In an upcoming issue of the Journal of Medical Imaging and Radiation Sciences, published by Elsevier, a team of radiation oncology resident physicians and a biostatistician from the University of Alberta performed a cross sectional study to assess the parking fees for regional and community cancer centers located in Western Canada to demonstrate correlations between city-specific indices and the cost of parking at cancer centers in western Canadian provinces. They found that hospital parking fees may contribute to suboptimal health outcomes for cancer patients.
Clinicians often fail to recognize and under address financial toxicity, which is an increasingly important aspect of cancer care. It refers to the financial stress and strain experienced by patients and caregivers because of out-of-pocket expenses incurred during cancer treatment. It has been observed that patients alter their decisions regarding the treatment options available to them if there was a financial consequence. In fact, one study found ”hidden” non-medical costs such as parking and transport contributed to an estimated wage loss of around Can$ 3.18 billion for newly diagnosed cancer patients and their families.

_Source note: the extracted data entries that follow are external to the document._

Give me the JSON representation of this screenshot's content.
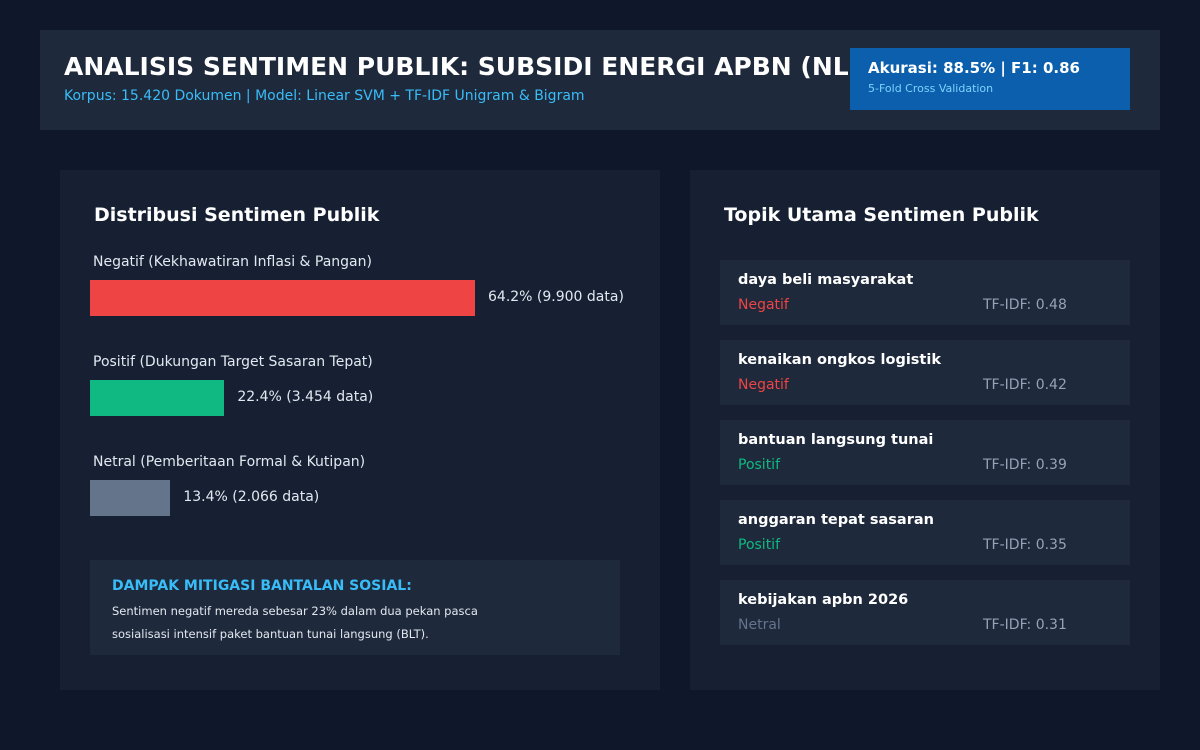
{
  "header": {
    "title": "ANALISIS SENTIMEN PUBLIK: SUBSIDI ENERGI APBN (NLP)",
    "subtitle": "Korpus: 15.420 Dokumen | Model: Linear SVM + TF-IDF Unigram & Bigram",
    "metric_main": "Akurasi: 88.5% | F1: 0.86",
    "metric_sub": "5-Fold Cross Validation"
  },
  "chart_data": {
    "type": "bar",
    "orientation": "horizontal",
    "title": "Distribusi Sentimen Publik",
    "categories": [
      "Negatif (Kekhawatiran Inflasi & Pangan)",
      "Positif (Dukungan Target Sasaran Tepat)",
      "Netral (Pemberitaan Formal & Kutipan)"
    ],
    "values": [
      64.2,
      22.4,
      13.4
    ],
    "value_labels": [
      "64.2% (9.900 data)",
      "22.4% (3.454 data)",
      "13.4% (2.066 data)"
    ],
    "colors": [
      "#ef4444",
      "#10b981",
      "#64748b"
    ],
    "grid": false
  },
  "note": {
    "title": "DAMPAK MITIGASI BANTALAN SOSIAL:",
    "text": "Sentimen negatif mereda sebesar 23% dalam dua pekan pasca sosialisasi intensif paket bantuan tunai langsung (BLT)."
  },
  "topics": {
    "title": "Topik Utama Sentimen Publik",
    "items": [
      {
        "name": "daya beli masyarakat",
        "sentiment": "Negatif",
        "score": "TF-IDF: 0.48",
        "color": "#ef4444"
      },
      {
        "name": "kenaikan ongkos logistik",
        "sentiment": "Negatif",
        "score": "TF-IDF: 0.42",
        "color": "#ef4444"
      },
      {
        "name": "bantuan langsung tunai",
        "sentiment": "Positif",
        "score": "TF-IDF: 0.39",
        "color": "#10b981"
      },
      {
        "name": "anggaran tepat sasaran",
        "sentiment": "Positif",
        "score": "TF-IDF: 0.35",
        "color": "#10b981"
      },
      {
        "name": "kebijakan apbn 2026",
        "sentiment": "Netral",
        "score": "TF-IDF: 0.31",
        "color": "#64748b"
      }
    ]
  }
}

For this study, the public parking fees for 115 cancer centers in Western Canada were obtained, including the provinces of Alberta, Manitoba, Saskatchewan, and British Columbia. These were compared against median household income statistics, city-specific cost of living data, and address specific transit scores for each city, as well as the parking fees (or lack thereof) for each center. The authors demonstrated in this study that daily cost of parking significantly correlates with cancer center address transit score and city cost of living across Western Canada. Results from the study were indicative that cities with a higher cost of living have less free parking, which further aggravates the economic burden on patients.

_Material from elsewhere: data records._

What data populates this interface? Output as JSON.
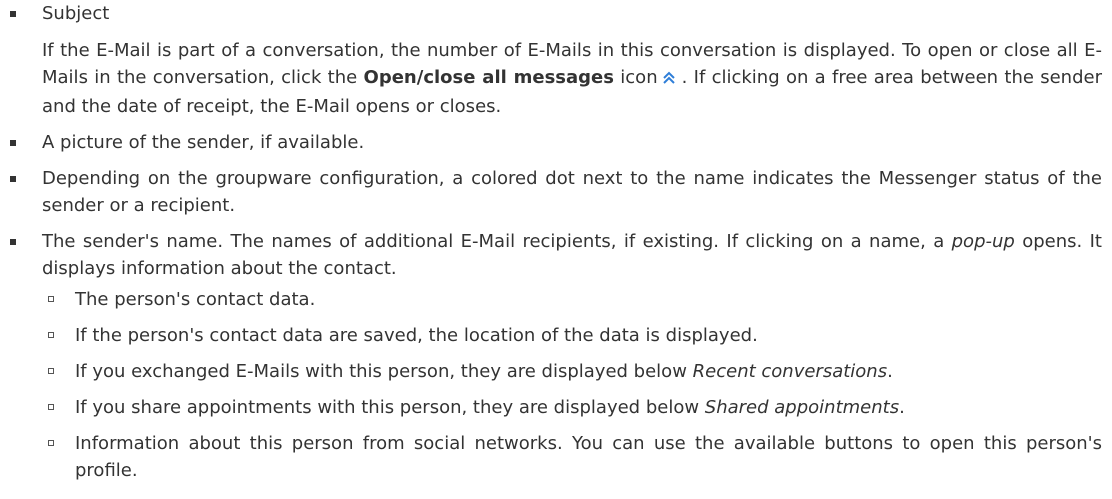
{
  "items": [
    {
      "text": "Subject",
      "para": {
        "t1": "If the E-Mail is part of a conversation, the number of E-Mails in this conversation is displayed. To open or close all E-Mails in the conversation, click the ",
        "bold": "Open/close all messages",
        "t2": " icon",
        "t3": ". If clicking on a free area between the sender and the date of receipt, the E-Mail opens or closes."
      }
    },
    {
      "text": "A picture of the sender, if available."
    },
    {
      "text": "Depending on the groupware configuration, a colored dot next to the name indicates the Mes­senger status of the sender or a recipient."
    },
    {
      "t1": "The sender's name. The names of additional E-Mail recipients, if existing. If clicking on a name, a ",
      "em": "pop-up",
      "t2": " opens. It displays information about the contact.",
      "subitems": [
        {
          "text": "The person's contact data."
        },
        {
          "text": "If the person's contact data are saved, the location of the data is displayed."
        },
        {
          "t1": "If you exchanged E-Mails with this person, they are displayed below ",
          "em": "Recent conversations",
          "t2": "."
        },
        {
          "t1": "If you share appointments with this person, they are displayed below ",
          "em": "Shared appointments",
          "t2": "."
        },
        {
          "text": "Information about this person from social networks. You can use the available buttons to open this person's profile."
        }
      ]
    }
  ],
  "icon_name": "double-chevron-up-icon",
  "colors": {
    "text": "#333333",
    "icon_accent": "#2f7ed8"
  }
}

One way to ameliorate this loss of income would be to provide patients who will receive protracted chemotherapy or radiation therapy treatment regimens with subsidized parking or access to transportation vouchers. Another way to mitigate the impact of parking costs on patients would be to implement validated financial toxicity screening scales administered by medical professionals such as radiation therapists, nurses, physicians, and social workers prior to starting their treatment courses. Through early and accurate screening and identification of individuals at high risk of experiencing financial toxicity, patients can then benefit from waived or subsidized parking.
“What’s remarkable about our study is that to our knowledge this is the first time that someone has found significant correlations between daily cost of parking at cancer centers and city-specific indices in Canada. The findings of our study should inform stakeholders and decision-makers to consider the impact of parking-related financial toxicity on vulnerable cancer patients,” explained lead author Mustafa Al Balushi, MD, Division of Radiation Oncology, Cross Cancer Institute, University of Alberta, Edmonton, AB, Canada.

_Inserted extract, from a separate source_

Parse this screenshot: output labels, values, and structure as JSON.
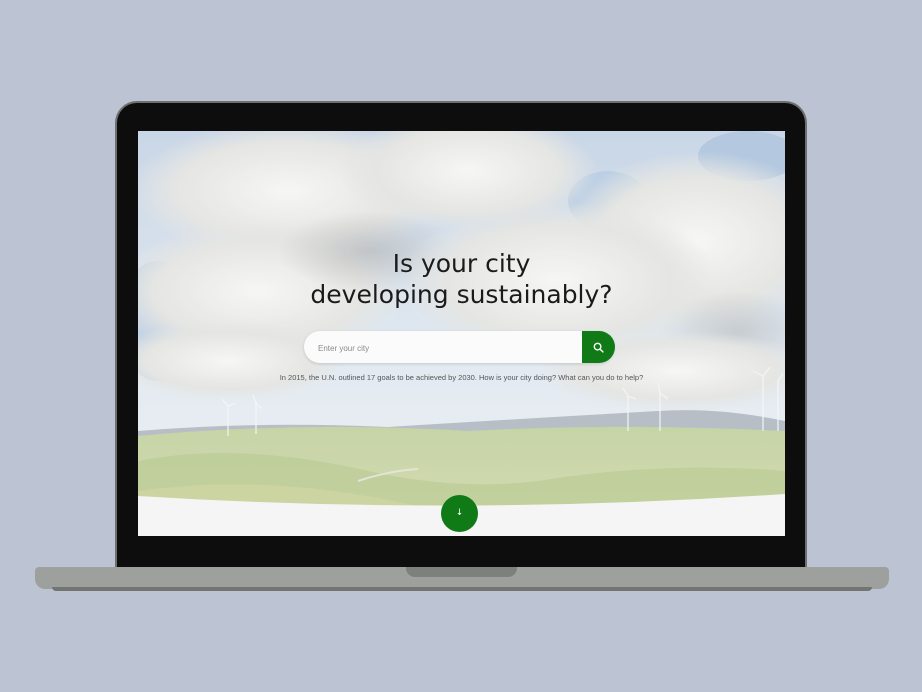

The authors conclude that interventions and strategies on provincial and federal levels should be initiated to address this increasingly problematic burden on oncologic patients. Policy makers and stakeholders should be cognizant of this interplay between the various city-specific indices and parking fees for patients with cancer that impacts the quality of care provided to the patients as well as their cancer outcomes. In addition, increasing awareness among oncology healthcare professionals and the implementation of strategies to capture the patients who are risk of financial toxicity due to parking with the subsequent interventions should be considered.